Common tag used for all metrics from solr extension is application=solr. This was done to be compatible with the public grafana dashboards.

How to build

./gradlew alfred-telemetry-solr:solr4:bDI

./gradlew alfred-telemetry-solr:solr6:bDI

Note: the jar built for each version of solr contains also necessary runtime dependencies.

How to deploy

No docker

Copy alfred-telemetry-solr/alfred-telemetry-/build/libs/alfred-telemetry--.jar into solr's instance lib folder (solr4/lib or alfresco-search-services/solrhome/lib/).
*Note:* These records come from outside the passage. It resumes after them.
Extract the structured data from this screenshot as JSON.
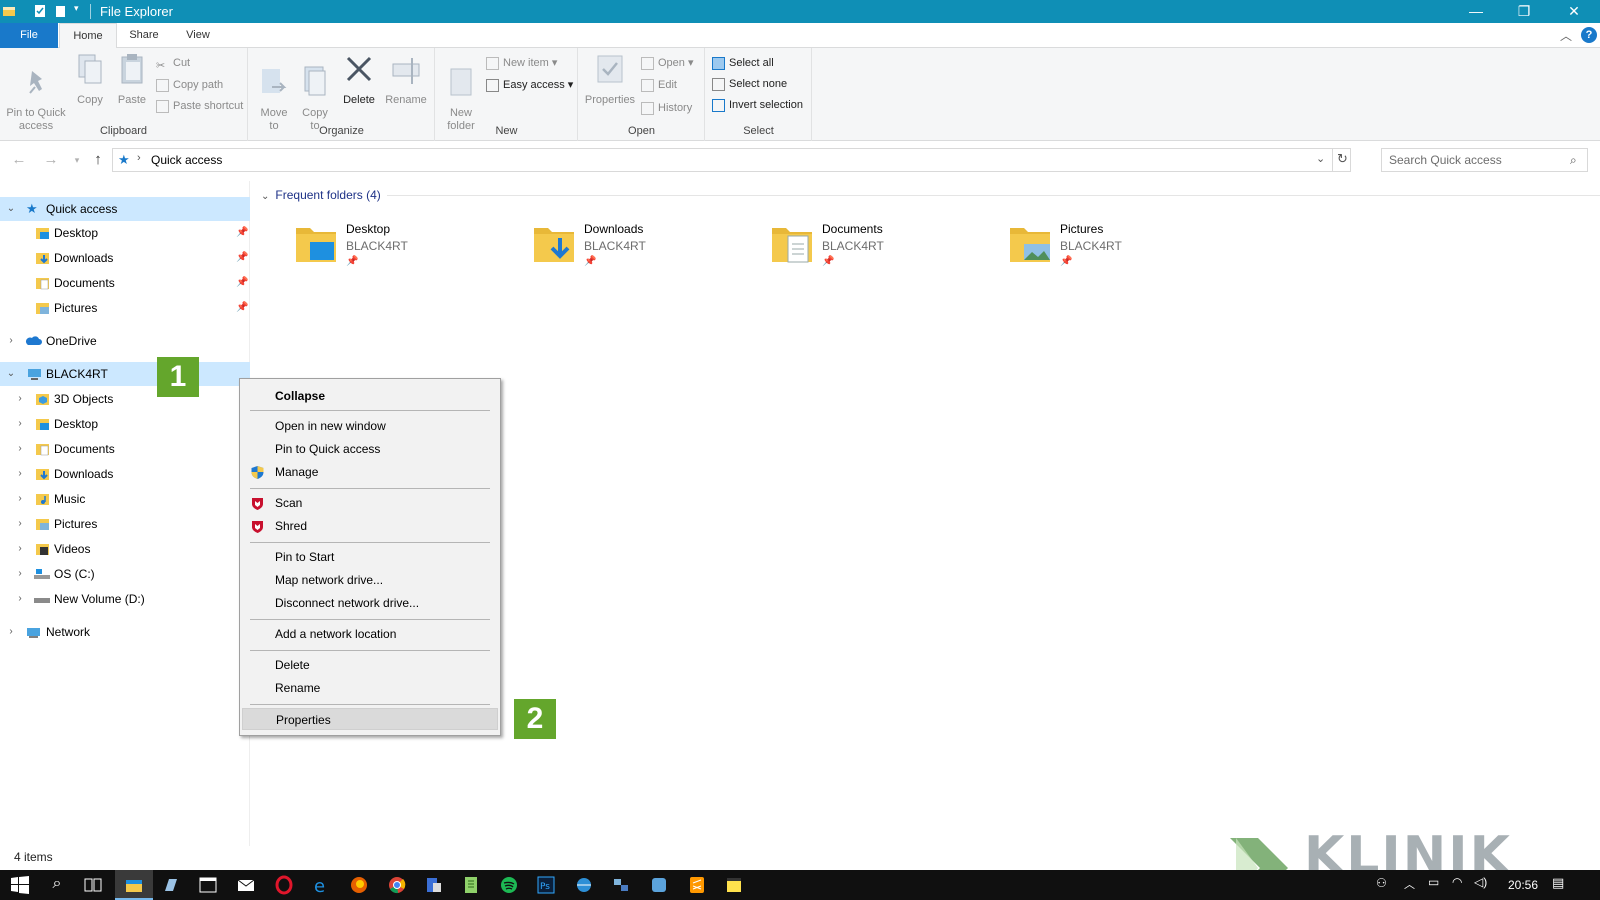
{
  "window": {
    "title": "File Explorer",
    "min_glyph": "—",
    "max_glyph": "❐",
    "close_glyph": "✕"
  },
  "ribbon_tabs": {
    "file": "File",
    "home": "Home",
    "share": "Share",
    "view": "View"
  },
  "ribbon": {
    "clipboard": {
      "label": "Clipboard",
      "pin": "Pin to Quick\naccess",
      "copy": "Copy",
      "paste": "Paste",
      "cut": "Cut",
      "copy_path": "Copy path",
      "paste_shortcut": "Paste shortcut"
    },
    "organize": {
      "label": "Organize",
      "move_to": "Move\nto",
      "copy_to": "Copy\nto",
      "delete": "Delete",
      "rename": "Rename"
    },
    "new": {
      "label": "New",
      "new_folder": "New\nfolder",
      "new_item": "New item",
      "easy_access": "Easy access"
    },
    "open": {
      "label": "Open",
      "properties": "Properties",
      "open": "Open",
      "edit": "Edit",
      "history": "History"
    },
    "select": {
      "label": "Select",
      "select_all": "Select all",
      "select_none": "Select none",
      "invert": "Invert selection"
    }
  },
  "address": {
    "path": "Quick access",
    "search_placeholder": "Search Quick access"
  },
  "nav": {
    "quick_access": "Quick access",
    "qa_items": [
      "Desktop",
      "Downloads",
      "Documents",
      "Pictures"
    ],
    "onedrive": "OneDrive",
    "pc": "BLACK4RT",
    "pc_items": [
      "3D Objects",
      "Desktop",
      "Documents",
      "Downloads",
      "Music",
      "Pictures",
      "Videos",
      "OS (C:)",
      "New Volume (D:)"
    ],
    "network": "Network"
  },
  "content": {
    "group_header": "Frequent folders (4)",
    "folders": [
      {
        "name": "Desktop",
        "location": "BLACK4RT"
      },
      {
        "name": "Downloads",
        "location": "BLACK4RT"
      },
      {
        "name": "Documents",
        "location": "BLACK4RT"
      },
      {
        "name": "Pictures",
        "location": "BLACK4RT"
      }
    ]
  },
  "status": {
    "items": "4 items"
  },
  "context_menu": {
    "collapse": "Collapse",
    "open_new_window": "Open in new window",
    "pin_quick": "Pin to Quick access",
    "manage": "Manage",
    "scan": "Scan",
    "shred": "Shred",
    "pin_start": "Pin to Start",
    "map_drive": "Map network drive...",
    "disconnect_drive": "Disconnect network drive...",
    "add_network": "Add a network location",
    "delete": "Delete",
    "rename": "Rename",
    "properties": "Properties"
  },
  "badges": {
    "one": "1",
    "two": "2"
  },
  "taskbar": {
    "time": "20:56"
  },
  "watermark": {
    "text": "KLINIK"
  },
  "colors": {
    "titlebar": "#0f8fb6",
    "file_tab": "#1979ca",
    "selection": "#cce8ff",
    "badge": "#64a62c",
    "folder": "#f4c94c"
  }
}
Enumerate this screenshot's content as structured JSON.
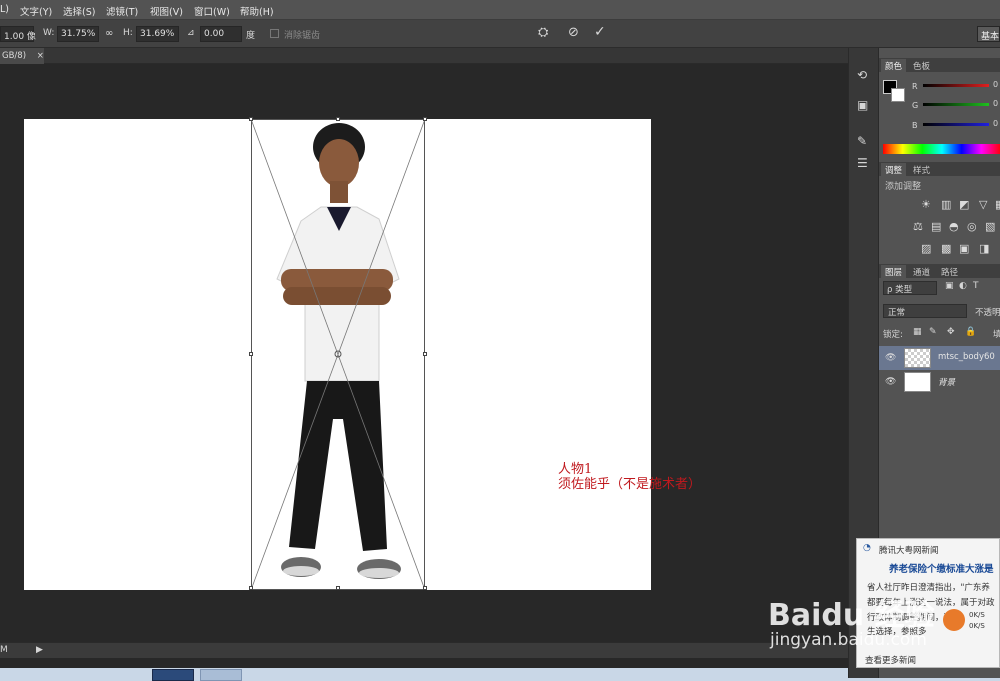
{
  "menubar": {
    "items": [
      "L)",
      "文字(Y)",
      "选择(S)",
      "滤镜(T)",
      "视图(V)",
      "窗口(W)",
      "帮助(H)"
    ]
  },
  "options_bar": {
    "x_value": "1.00 像",
    "w_label": "W:",
    "w_value": "31.75%",
    "h_label": "H:",
    "h_value": "31.69%",
    "angle_value": "0.00",
    "angle_unit": "度",
    "antialias_label": "消除锯齿",
    "workspace_label": "基本"
  },
  "doc_tab": {
    "label": "GB/8)",
    "close": "×"
  },
  "canvas": {
    "annotation_line1": "人物1",
    "annotation_line2": "须佐能乎（不是施术者）"
  },
  "status": {
    "zoom": "M"
  },
  "color_panel": {
    "tabs": [
      "颜色",
      "色板"
    ],
    "channels": [
      {
        "label": "R",
        "value": "0",
        "color": "#e02020"
      },
      {
        "label": "G",
        "value": "0",
        "color": "#1ec01e"
      },
      {
        "label": "B",
        "value": "0",
        "color": "#2020e0"
      }
    ]
  },
  "adjust_panel": {
    "tabs": [
      "调整",
      "样式"
    ],
    "heading": "添加调整"
  },
  "layers_panel": {
    "tabs": [
      "图层",
      "通道",
      "路径"
    ],
    "filter_label": "ρ 类型",
    "blend_mode": "正常",
    "opacity_label": "不透明",
    "lock_label": "锁定:",
    "fill_label": "填",
    "layers": [
      {
        "name": "mtsc_body60",
        "selected": true
      },
      {
        "name": "背景",
        "selected": false
      }
    ]
  },
  "news_popup": {
    "source": "腾讯大粤网新闻",
    "headline": "养老保险个缴标准大涨是",
    "lines": [
      "省人社厅昨日澄清指出，\"广东养",
      "都要每年上涨这一说法，属于对政",
      "行政体制调整期间，适当提高",
      "生选择，参照多"
    ],
    "net_up": "0K/S",
    "net_down": "0K/S",
    "more_link": "查看更多新闻"
  },
  "watermark": {
    "brand": "Baidu 经验",
    "url": "jingyan.baidu.com"
  }
}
Add to solrconfig.xml for each cores the RequestHandler:

  <lib dir="lib/" regex=".*\.jar" />
  <requestHandler name="/metrics" class="eu.xenit.alfred.telemetry.solr.handler.MicrometerHandler" />

and the ResponseWriter:

  <lib dir="lib/" regex=".*\.jar" />
  <queryResponseWriter name="dummy" class="eu.xenit.alfred.telemetry.solr.writer.DummyResponseWriter"/>

In case of solr6, add to jetty.xml loading of StatisticsHandler:

  <Call name="insertHandler">
    <Arg>
        <New id="StatsHandler" class="org.eclipse.jetty.server.handler.StatisticsHandler" />
    </Arg>
  </Call>

and in solr-jetty-context.xml make sure server classes are available to the webapp:

  <Call name="prependServerClass">
    <Arg>-org.eclipse.jetty.server.</Arg>
  </Call>

Restart solr.

Docker

Following docker images are created following the steps above:

private.docker.xenit.eu/alfred-telemetry/solr-alfred-telemetry-<solrFlavor>:<version>

How to check that it is working

No docker

Call an url similar to:

http://localhost:8080/solr4/alfresco/metrics?wt=dummy

Docker

Start the whole stack with:

./gradlew integration-tests:alfresco-community-52:solrComposeUp

./gradlew integration-tests:alfresco-community-61:solrComposeUp

Verify in Prometheus (http://localhost:9090/) that targets are up and running. Verify in grafana (http://localhost:3000/) that Solr dashboard has data.

Integration tests

./gradlew integrationTest